2. Windshields: US Army Research

The NTSB say the US Army generally no longer uses cast acrylic windshield (except for example where it is necessary for an ejection seat to be able to easily break through the canopy).

One U.S. Army study (“UH-1 Ballistic and Bird Impact Test Study,” Report AMMRC CTR 75-7, April 1975) reported on bird strike tests of Bell UH-1 helicopter windshields made of different materials. The UH-1 windshield materials tested included cast acrylic, polycarbonate, and a composite constructed of a layer of polycarbonate bonded to a layer of chemically tempered glass. The report concluded, in part, that the polycarbonate and the polycarbonate bonded to glass both offer far greater bird strike protection than a standard cast acrylic windshield. The report further indicated that a cast acrylic windshield at a cruising speed of 90 knots is incapable of defeating a bird strike, and that the Plexiglas breaks into large fragments that could cause serious injury to the flight crew. Another U.S. Army report (“Design, Test and Acceptance Criteria for Helicopter Transparent Enclosures,” Report USARTL-TR-78-26, 1978) documented a study of the low-energy impact response of a number of different windshield materials. The materials tested included a tempered-glass laminate, a laminate of glass and stretched acrylic, monolithic stretched acrylic, monolithic cast acrylic, and monolithic polycarbonate. The report concluded that the cast acrylic needed to be three times as thick as the stretched acrylic or the polycarbonate to provide a similar level of protection against impact.

3. Windshields: The Retrofit Cast Acrylic Windshield

N748P had been retrofitted after delivery with a 0.312 inch monolithic cast acrylic replacement windshields supplied by a third-party manufacturer, Aeronautical Accessories Inc (AAI).  The NTSB say:

Installation and use of the replacement windshields was approved by the FAA under Supplemental Type Certificate (STC) SR01340AT, which was issued to AAI on April 16, 1997. The FAA also issued a Parts Manufacturer Approval (PMA) to AAI on August 3, 1998, for the manufacture of the replacement windshields.

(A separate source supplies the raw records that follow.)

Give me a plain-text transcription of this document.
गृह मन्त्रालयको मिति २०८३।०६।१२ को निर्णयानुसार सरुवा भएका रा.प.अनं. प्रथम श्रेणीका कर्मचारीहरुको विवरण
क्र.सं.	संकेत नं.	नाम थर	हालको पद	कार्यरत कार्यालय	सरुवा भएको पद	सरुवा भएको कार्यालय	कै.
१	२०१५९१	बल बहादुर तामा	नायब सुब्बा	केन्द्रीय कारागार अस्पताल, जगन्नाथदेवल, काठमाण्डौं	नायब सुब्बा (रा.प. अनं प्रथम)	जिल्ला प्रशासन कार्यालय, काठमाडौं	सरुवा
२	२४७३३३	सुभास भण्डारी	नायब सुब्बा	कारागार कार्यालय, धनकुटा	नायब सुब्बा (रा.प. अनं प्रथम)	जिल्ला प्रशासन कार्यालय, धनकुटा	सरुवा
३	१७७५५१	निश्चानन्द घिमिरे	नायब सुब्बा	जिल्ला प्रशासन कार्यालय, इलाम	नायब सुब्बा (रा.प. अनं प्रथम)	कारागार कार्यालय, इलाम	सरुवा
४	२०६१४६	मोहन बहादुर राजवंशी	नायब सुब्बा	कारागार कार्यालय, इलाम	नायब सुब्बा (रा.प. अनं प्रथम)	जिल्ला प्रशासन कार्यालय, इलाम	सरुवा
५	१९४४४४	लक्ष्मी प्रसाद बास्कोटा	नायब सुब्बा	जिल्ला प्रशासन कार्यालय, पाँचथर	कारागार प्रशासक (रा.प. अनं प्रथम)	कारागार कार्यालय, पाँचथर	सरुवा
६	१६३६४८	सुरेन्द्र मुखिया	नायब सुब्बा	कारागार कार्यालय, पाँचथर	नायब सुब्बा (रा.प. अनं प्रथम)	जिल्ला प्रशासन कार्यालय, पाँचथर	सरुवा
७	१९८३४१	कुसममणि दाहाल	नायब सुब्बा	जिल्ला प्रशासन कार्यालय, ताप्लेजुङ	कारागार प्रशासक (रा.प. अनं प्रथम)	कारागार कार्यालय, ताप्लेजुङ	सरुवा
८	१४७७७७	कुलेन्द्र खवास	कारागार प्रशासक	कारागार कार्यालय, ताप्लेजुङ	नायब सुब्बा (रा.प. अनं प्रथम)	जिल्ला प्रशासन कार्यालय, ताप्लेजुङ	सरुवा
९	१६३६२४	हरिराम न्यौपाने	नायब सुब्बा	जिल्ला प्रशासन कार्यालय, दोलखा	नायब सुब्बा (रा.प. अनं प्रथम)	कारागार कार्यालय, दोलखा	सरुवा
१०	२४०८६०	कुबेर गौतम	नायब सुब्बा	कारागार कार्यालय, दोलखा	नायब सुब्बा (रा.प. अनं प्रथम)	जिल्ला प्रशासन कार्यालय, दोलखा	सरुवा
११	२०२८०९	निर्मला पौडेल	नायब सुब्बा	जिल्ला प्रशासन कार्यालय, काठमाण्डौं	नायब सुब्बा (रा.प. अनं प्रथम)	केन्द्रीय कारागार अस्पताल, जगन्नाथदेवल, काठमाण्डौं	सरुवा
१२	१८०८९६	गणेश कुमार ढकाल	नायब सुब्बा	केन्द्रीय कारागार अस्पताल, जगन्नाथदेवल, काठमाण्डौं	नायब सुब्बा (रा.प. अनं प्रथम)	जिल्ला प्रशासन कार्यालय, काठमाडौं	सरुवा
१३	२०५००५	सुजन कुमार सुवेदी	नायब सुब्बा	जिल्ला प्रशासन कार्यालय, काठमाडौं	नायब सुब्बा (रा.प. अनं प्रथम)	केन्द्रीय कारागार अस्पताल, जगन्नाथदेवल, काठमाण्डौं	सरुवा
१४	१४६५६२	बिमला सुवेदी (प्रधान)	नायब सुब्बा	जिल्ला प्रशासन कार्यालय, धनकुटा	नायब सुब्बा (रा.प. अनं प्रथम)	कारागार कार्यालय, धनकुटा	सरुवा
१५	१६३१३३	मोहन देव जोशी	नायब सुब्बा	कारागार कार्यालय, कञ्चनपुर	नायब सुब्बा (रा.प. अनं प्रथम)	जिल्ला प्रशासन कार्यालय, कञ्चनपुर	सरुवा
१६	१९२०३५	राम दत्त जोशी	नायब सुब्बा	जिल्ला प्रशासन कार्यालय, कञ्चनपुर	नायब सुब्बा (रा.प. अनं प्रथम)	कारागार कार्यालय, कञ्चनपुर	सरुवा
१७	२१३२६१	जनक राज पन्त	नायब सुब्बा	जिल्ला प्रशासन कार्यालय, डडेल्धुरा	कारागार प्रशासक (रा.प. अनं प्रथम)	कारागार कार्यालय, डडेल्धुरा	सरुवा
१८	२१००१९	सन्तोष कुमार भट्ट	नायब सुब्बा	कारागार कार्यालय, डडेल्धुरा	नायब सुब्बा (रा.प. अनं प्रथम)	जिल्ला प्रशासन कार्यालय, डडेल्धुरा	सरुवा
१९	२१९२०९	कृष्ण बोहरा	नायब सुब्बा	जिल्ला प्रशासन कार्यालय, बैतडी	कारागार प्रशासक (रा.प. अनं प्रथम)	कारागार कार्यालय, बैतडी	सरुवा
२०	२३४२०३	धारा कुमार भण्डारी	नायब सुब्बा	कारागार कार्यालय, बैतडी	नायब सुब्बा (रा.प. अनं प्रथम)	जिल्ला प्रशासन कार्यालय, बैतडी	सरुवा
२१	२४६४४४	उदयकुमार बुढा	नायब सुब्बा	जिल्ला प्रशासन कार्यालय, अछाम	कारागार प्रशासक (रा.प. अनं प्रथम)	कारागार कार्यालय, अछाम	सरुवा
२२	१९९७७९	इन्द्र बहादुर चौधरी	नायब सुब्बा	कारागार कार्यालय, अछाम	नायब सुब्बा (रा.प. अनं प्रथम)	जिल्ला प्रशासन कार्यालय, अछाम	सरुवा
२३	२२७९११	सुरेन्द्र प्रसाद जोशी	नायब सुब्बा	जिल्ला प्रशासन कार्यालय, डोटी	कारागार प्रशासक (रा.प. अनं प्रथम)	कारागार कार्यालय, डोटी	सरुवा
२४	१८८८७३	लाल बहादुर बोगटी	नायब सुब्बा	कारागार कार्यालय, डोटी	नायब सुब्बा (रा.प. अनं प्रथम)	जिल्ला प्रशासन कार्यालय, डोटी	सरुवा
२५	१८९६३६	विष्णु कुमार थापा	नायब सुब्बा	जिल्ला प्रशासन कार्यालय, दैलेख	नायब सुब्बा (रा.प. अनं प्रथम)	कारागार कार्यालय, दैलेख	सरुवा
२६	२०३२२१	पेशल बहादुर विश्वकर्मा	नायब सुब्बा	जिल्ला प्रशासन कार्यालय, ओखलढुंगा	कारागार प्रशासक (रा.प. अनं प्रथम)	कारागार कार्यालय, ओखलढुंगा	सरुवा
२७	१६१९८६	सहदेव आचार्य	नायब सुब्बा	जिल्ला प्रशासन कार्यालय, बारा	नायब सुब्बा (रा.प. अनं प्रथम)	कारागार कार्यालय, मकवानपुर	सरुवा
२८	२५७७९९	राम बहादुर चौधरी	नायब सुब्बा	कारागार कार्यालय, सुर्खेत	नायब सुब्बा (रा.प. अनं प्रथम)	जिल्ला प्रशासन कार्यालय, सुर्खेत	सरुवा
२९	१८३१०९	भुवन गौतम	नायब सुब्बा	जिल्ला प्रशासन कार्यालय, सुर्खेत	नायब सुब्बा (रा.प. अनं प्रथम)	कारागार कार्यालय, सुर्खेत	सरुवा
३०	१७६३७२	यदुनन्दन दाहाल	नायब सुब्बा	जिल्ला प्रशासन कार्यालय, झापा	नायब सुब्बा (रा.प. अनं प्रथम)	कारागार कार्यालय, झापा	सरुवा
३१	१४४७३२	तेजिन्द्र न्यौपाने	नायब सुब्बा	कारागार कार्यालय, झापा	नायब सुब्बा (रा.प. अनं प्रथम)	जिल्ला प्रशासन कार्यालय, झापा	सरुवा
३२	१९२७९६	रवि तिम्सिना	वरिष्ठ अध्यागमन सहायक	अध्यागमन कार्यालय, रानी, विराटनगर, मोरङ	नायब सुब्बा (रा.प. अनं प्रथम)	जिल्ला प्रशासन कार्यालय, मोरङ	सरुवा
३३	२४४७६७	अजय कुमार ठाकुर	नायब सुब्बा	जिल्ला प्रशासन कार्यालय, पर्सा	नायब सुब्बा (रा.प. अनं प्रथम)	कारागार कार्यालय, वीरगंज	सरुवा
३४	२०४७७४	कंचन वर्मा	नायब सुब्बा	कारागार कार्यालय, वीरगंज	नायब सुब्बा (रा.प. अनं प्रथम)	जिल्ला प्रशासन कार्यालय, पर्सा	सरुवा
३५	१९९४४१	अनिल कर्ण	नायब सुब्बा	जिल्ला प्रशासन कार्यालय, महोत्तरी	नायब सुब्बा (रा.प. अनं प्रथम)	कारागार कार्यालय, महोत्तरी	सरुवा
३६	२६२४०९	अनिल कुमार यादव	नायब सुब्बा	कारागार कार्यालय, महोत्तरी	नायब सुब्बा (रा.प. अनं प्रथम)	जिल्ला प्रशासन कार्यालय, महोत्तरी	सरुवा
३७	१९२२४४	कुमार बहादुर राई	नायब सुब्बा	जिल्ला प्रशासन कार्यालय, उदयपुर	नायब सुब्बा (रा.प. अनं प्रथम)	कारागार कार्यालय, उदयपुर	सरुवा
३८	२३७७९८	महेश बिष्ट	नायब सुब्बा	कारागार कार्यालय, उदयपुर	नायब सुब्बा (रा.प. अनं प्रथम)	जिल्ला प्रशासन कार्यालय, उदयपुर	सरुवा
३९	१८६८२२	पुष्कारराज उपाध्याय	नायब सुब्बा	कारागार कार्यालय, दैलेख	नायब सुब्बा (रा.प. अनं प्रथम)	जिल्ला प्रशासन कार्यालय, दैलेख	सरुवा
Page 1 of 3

As they were not certified for use in the UK there were no bird strike requirements applied.  The NTSB say:

No records of the tests and analysis have been located by the NTSB or provided to the NTSB by either the FAA or the STC holder, AAI.

Starting in the late 1980s the operator had started replacing glass laminated windshields on its S-76 fleet.  As the cast acrylic windshields were unheated the operator was also able to remove “the main gearbox-mounted AC generator that provides power for the windshield heaters”.  The combination of the lighter windshields and generator resulted in a weight saving and a payload improvement, which would prove attractive to customers unaware of the certification background. With respect to in-service experience:

The NTSB is aware of an additional bird strike incident on April 19, 2006, involving an S-76A++ helicopter operated by PHI that was equipped with a cast acrylic windshield identical to the one in the accident helicopter.

Bird Stike in 2006 on a PHI Sikorsky S-76A++ with the STC Acrylic Windshield (Credit: NTSB)

Bird Stike in 2006 on a PHI Sikorsky S-76A++ with the STC Acrylic Windshield (Credit: NTSB)

The examination revealed a near-circular hole with radiating cracks near the top center of the right windshield. The bird [a Seagull] penetrated the windshield and pushed the right throttle to idle. The trapped remains of the bird prevented the right throttle from being re-engaged, but the pilot was able to land the helicopter safely.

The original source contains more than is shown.